Morgan Stanley’s Head of U.S. Interest Rate Strategy, Matthew Hornbach, did just that in a recent note to clients after Federal Reserve Chairman Ben Bernanke surprised markets and sparked a sell-off in Treasury bonds last week in his testimony before the Joint Economic Committee of Congress (emphasis added):
Investors who have followed our research will have recognised our propensity to increase conviction in a view at precisely the wrong time. We tend to increase our conviction as the markets move in the direction of our view very much the same way that investors are supposed to add to winners (and cut losers short).
Last week, we advised investors to add to their 7s/30s and 10s/30s yield curve steepening positions with the view that Chairman Bernanke would calm expectations for tapering by September this year – helping keep rates and volatility low. These curves have since flattened back to the levels at which we suggested investors enter steepeners. Given the uncertainty Bernanke injected into the market, we suggest investors pare down positions to more sustainable levels. At the same time, we keep to our core steepening view.

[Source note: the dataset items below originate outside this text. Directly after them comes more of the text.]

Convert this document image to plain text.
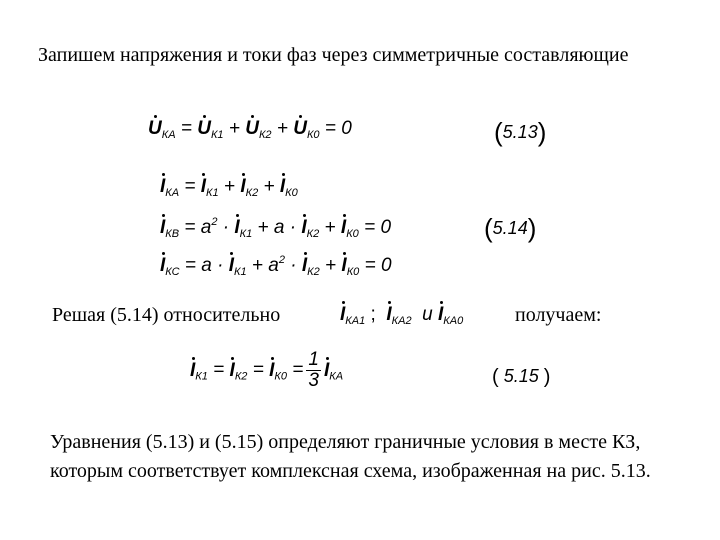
Запишем напряжения и токи фаз через симметричные составляющие
$U_{КА} = U_{К1} + U_{К2} + U_{К0} = 0$	(5.13)
$I_{КА} = I_{К1} + I_{К2} + I_{К0}$
$I_{КВ} = a^2 \cdot I_{К1} + a \cdot I_{К2} + I_{К0} = 0$
$I_{КС} = a \cdot I_{К1} + a^2 \cdot I_{К2} + I_{К0} = 0$
(5.14)
Решая (5.14) относительно	$I_{КА1}$ ; $I_{КА2}$ и $I_{КА0}$	получаем:
$I_{К1} = I_{К2} = I_{К0} = \frac{1}{3} I_{КА}$	( 5.15 )
Уравнения (5.13) и (5.15) определяют граничные условия в месте КЗ, которым соответствует комплексная схема, изображенная на рис. 5.13.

We have held a core curve steepening view primarily between the high carry and expected rolldown sectors of the yield curve (5~10-year maturities) and the long end of the yield curve. We have held this steepening bias to varying degrees every week since June 29, 2012. The two exceptions occurred when we turned neutral on the curve on April 19, 2013 and remained neutral until April 26, 2013.
Of course, Hornbach is far from the only one to have been caught off guard by Bernanke last week – but he confronts it in a remarkably candid fashion and adjusts his view accordingly.